TL;DR: Tech companies. Don't ask for loyalty if you don't care about your people.

> I'm a gud Dev (and a gud boi).
> The company assing me a cool project.
> The company promised pay me the training. about that suite. They didn't.
> I finish the project and i'd accomplish the task with more effectivity than excepted.
> My company won an interview about "the success case of the implemented software and its integration with our software". They denied me the chance to fly and go to the meet. Instead they will send another guy...
> I asked for a "salary adjust" cos I'm finishing my engineering degree and my good work. They declined.
> Next day I'd present my volunteer job resignation within 15 days (because laws demands that). I have a better job option with +20% my actual salary and a lot of benefits. And they needs me ASAP.
> Everybody look at me shocked and if I am a traitor.

What the f!$-k they did expect?
My unconditional loyalty?
🤣🤣🤣

Comments
  • 11
    Yep. I've been working at this place for a few years, my reviews are always great, they agree in theory that my asks are reasonable, yet it never happens.

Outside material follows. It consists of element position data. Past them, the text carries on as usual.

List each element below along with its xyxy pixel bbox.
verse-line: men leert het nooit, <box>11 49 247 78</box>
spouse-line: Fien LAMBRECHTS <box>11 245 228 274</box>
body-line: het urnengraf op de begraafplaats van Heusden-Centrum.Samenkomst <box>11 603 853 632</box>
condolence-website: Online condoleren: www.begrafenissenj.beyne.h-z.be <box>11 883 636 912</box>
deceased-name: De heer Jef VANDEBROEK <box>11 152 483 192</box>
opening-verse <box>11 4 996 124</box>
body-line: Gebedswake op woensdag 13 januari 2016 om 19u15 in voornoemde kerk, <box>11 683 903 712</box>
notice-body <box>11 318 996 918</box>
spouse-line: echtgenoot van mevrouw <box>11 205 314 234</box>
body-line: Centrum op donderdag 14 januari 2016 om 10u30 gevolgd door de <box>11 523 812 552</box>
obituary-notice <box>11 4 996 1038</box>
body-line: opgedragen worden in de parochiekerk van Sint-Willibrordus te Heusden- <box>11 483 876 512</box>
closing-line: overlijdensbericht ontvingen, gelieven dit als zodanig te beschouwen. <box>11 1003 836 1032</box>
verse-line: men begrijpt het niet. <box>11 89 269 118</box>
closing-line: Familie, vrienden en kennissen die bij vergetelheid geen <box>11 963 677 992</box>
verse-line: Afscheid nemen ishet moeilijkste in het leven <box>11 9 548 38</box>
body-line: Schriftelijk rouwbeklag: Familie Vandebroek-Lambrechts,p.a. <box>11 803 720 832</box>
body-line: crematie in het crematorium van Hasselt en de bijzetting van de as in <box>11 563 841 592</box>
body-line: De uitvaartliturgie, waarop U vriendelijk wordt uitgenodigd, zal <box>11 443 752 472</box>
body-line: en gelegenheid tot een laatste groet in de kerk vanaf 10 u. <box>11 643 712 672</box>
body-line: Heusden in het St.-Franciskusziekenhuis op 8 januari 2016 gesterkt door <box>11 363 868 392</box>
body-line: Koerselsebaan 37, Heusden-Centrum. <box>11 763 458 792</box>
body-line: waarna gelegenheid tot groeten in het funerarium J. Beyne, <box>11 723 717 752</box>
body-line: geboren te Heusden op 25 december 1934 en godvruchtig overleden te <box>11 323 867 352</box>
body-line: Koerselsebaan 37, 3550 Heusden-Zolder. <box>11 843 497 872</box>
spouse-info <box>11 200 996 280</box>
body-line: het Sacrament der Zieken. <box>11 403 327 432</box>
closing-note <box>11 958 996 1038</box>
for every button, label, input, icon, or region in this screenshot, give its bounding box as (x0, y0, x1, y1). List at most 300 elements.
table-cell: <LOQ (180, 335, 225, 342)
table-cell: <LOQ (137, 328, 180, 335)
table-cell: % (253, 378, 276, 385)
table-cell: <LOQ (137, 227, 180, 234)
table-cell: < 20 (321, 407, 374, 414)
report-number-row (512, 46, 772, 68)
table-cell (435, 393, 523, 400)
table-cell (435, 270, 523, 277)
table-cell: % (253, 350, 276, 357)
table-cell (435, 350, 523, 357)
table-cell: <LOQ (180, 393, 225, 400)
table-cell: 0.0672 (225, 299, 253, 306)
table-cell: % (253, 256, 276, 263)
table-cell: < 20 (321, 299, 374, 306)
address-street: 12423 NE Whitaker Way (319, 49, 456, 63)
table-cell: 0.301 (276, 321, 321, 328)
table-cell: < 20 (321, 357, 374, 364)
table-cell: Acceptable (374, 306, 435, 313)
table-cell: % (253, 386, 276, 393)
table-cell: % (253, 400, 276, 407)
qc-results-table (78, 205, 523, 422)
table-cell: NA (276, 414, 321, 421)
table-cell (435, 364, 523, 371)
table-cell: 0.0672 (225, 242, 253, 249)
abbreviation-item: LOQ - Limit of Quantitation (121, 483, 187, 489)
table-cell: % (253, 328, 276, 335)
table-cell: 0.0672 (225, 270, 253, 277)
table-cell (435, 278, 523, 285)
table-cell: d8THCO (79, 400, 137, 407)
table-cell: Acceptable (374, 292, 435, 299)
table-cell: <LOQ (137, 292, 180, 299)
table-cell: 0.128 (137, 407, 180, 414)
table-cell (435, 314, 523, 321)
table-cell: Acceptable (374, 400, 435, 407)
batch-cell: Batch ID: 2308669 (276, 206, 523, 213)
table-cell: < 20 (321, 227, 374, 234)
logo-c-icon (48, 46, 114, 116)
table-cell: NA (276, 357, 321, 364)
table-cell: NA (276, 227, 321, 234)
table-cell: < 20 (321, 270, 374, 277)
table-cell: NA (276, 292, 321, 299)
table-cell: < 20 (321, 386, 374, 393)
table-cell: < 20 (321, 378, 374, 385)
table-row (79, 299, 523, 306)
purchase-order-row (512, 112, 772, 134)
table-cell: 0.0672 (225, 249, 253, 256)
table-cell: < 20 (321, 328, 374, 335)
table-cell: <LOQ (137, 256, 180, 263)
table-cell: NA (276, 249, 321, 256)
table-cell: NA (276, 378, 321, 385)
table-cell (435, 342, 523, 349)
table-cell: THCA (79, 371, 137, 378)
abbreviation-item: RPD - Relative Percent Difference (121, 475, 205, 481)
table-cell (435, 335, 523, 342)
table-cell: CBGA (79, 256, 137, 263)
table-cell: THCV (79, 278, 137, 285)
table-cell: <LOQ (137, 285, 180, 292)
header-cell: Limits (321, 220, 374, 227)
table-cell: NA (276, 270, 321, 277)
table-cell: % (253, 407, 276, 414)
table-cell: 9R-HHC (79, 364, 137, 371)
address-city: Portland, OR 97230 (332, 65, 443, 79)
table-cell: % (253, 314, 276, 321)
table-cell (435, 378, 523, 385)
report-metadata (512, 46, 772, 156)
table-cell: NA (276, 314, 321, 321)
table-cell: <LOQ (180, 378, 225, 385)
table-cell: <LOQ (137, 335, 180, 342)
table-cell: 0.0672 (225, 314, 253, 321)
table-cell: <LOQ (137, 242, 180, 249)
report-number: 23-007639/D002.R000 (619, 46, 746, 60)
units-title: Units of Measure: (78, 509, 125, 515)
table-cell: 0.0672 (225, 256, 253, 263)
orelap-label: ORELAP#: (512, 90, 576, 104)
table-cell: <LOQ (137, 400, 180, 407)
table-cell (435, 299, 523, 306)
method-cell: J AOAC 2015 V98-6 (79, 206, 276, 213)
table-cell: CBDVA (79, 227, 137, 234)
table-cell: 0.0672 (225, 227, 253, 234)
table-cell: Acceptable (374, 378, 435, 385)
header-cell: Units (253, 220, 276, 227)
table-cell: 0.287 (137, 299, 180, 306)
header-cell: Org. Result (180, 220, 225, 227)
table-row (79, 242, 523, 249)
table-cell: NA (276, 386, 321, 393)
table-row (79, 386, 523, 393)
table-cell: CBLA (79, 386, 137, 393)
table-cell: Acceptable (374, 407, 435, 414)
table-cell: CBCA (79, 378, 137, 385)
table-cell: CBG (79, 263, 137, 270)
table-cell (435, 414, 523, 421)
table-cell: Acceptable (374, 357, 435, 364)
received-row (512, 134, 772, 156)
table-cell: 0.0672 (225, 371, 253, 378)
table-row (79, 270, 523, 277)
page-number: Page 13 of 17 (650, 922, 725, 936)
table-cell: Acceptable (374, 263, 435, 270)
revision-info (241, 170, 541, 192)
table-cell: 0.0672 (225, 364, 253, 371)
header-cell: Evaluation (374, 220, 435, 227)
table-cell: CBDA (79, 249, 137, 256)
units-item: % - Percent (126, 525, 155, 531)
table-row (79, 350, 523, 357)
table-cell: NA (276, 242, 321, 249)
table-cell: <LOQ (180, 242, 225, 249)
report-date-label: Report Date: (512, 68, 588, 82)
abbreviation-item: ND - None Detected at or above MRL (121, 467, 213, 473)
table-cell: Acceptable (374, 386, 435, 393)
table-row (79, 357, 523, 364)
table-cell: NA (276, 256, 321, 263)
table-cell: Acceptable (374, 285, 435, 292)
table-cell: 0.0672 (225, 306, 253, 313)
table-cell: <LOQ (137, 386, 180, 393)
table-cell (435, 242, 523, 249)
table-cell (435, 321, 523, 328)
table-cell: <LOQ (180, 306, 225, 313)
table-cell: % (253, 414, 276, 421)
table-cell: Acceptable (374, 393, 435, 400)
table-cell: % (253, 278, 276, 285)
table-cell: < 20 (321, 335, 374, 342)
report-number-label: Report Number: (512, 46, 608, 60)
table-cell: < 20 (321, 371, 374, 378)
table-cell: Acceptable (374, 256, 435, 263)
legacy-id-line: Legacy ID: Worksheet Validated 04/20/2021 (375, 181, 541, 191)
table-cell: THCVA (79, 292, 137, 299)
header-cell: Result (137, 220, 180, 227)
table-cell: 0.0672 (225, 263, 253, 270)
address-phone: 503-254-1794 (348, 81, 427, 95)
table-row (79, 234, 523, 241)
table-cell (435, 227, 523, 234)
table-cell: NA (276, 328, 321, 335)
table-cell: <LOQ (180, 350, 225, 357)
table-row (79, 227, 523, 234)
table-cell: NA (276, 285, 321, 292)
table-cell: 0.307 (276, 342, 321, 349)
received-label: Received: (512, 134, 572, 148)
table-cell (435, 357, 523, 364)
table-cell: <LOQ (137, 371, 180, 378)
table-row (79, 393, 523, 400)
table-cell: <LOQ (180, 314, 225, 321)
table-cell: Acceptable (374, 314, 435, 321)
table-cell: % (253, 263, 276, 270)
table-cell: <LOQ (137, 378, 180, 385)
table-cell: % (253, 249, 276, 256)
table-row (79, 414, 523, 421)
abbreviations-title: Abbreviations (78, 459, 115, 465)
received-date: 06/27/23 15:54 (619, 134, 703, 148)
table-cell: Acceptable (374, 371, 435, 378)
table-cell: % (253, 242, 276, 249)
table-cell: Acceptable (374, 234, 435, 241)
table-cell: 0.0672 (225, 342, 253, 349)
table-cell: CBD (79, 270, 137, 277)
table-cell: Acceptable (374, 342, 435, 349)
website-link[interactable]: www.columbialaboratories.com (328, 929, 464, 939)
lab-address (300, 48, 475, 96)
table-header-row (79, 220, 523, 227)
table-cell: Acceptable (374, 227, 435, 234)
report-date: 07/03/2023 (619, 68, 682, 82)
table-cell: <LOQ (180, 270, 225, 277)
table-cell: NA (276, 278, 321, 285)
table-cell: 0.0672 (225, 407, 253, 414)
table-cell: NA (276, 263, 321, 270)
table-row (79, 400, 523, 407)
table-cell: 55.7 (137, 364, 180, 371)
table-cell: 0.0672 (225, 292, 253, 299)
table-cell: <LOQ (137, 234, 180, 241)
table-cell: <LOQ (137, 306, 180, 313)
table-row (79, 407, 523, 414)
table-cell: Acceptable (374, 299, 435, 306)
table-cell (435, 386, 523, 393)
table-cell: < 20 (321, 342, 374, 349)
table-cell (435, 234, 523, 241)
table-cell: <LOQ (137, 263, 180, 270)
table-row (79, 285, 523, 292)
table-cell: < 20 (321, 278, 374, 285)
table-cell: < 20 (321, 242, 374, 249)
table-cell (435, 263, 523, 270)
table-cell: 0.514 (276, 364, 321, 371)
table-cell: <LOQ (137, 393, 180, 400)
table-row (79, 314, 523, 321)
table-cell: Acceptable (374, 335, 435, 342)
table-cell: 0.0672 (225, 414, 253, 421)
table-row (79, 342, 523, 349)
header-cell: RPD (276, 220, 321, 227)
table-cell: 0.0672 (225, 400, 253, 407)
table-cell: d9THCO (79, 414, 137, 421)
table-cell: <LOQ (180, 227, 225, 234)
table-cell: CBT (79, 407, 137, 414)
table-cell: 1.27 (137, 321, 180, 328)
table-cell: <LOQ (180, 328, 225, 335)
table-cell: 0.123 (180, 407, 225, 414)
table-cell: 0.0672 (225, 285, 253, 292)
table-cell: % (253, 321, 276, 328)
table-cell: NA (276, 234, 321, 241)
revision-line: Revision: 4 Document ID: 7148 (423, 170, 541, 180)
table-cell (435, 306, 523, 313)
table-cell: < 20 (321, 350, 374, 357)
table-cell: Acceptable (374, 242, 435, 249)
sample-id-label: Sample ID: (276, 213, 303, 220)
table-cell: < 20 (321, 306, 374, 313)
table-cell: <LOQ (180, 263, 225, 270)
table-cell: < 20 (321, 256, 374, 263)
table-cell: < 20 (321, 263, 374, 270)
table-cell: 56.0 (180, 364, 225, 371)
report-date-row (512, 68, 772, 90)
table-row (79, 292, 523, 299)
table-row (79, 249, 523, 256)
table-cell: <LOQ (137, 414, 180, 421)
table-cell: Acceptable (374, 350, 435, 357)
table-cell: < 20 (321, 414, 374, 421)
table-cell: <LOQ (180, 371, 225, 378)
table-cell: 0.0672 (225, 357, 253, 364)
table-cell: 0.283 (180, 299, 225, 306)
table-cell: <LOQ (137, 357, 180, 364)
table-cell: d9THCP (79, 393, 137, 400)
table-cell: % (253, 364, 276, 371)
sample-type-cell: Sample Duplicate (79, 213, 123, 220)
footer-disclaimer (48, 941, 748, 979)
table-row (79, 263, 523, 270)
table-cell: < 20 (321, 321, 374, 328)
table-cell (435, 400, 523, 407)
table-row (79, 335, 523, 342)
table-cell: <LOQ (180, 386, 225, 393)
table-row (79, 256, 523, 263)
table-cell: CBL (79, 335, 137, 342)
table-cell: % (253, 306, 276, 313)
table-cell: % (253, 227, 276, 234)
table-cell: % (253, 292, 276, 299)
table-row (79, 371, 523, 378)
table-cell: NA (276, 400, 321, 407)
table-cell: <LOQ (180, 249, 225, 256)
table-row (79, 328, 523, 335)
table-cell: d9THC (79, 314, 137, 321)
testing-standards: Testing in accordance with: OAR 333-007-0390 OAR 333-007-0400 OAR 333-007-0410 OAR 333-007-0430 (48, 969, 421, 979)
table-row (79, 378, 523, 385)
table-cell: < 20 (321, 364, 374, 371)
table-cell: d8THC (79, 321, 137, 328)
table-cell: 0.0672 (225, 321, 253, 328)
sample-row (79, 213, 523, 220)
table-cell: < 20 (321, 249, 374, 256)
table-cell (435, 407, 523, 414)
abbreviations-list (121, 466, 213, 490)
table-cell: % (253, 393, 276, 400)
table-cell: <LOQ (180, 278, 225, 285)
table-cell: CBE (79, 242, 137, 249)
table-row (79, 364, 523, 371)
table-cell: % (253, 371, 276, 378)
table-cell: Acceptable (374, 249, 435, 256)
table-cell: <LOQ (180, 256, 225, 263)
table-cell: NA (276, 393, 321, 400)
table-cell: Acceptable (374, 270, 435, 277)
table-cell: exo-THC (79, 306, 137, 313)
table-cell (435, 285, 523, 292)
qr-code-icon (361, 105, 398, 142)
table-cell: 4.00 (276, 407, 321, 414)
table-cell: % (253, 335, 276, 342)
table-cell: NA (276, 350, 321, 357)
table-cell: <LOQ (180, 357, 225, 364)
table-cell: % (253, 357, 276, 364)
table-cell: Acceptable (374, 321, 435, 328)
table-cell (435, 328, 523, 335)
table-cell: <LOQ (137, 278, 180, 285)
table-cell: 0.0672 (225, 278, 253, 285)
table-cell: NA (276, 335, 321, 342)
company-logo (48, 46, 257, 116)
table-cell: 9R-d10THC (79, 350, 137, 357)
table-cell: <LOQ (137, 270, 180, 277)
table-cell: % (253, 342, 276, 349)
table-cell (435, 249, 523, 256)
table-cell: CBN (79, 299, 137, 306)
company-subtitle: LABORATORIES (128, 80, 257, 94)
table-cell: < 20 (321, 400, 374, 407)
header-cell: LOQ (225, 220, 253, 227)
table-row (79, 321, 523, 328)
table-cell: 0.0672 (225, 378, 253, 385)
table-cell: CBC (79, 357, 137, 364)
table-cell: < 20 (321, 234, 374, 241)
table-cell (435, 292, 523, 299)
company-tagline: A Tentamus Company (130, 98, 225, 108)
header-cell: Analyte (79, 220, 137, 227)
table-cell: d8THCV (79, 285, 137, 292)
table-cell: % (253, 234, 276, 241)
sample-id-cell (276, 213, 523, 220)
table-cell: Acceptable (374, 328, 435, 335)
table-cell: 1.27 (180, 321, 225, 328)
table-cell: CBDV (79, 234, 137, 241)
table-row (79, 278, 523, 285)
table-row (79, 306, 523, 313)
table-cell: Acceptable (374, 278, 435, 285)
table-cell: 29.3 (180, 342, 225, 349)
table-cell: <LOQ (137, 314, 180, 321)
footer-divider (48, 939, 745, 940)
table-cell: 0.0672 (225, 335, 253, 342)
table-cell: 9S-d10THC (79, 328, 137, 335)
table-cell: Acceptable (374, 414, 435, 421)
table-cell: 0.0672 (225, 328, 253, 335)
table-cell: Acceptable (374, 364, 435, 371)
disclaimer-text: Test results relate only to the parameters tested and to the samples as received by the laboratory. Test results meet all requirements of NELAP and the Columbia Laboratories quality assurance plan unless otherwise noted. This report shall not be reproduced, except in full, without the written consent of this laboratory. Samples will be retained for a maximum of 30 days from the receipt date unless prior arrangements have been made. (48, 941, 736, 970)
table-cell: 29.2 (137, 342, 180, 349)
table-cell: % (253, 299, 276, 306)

    They make this big fuss about having a policy about "being nice" but that doesn't extend to clients and it doesn't extend to how it's not nice if you don't do your job and it causes someone else to have to do extra work. The clients insist on being responsible for project management, then fail to do it, it goes off the rails, they freak out, and then shit rolls downhill. We've been saying for years how nobody should be self-merging PRs. Last week they suggested people self-merge to save time. I wasted so much time last sprint wading through broken garbage their ex-devs decided to self-merge, and we lost even more time because a dev claimed they'd self-merged/finished tasks when they weren't actually done.

    I'm leaving soon and I'm sure they'll act confused, but I've been asking for the same things for years and nothing changes.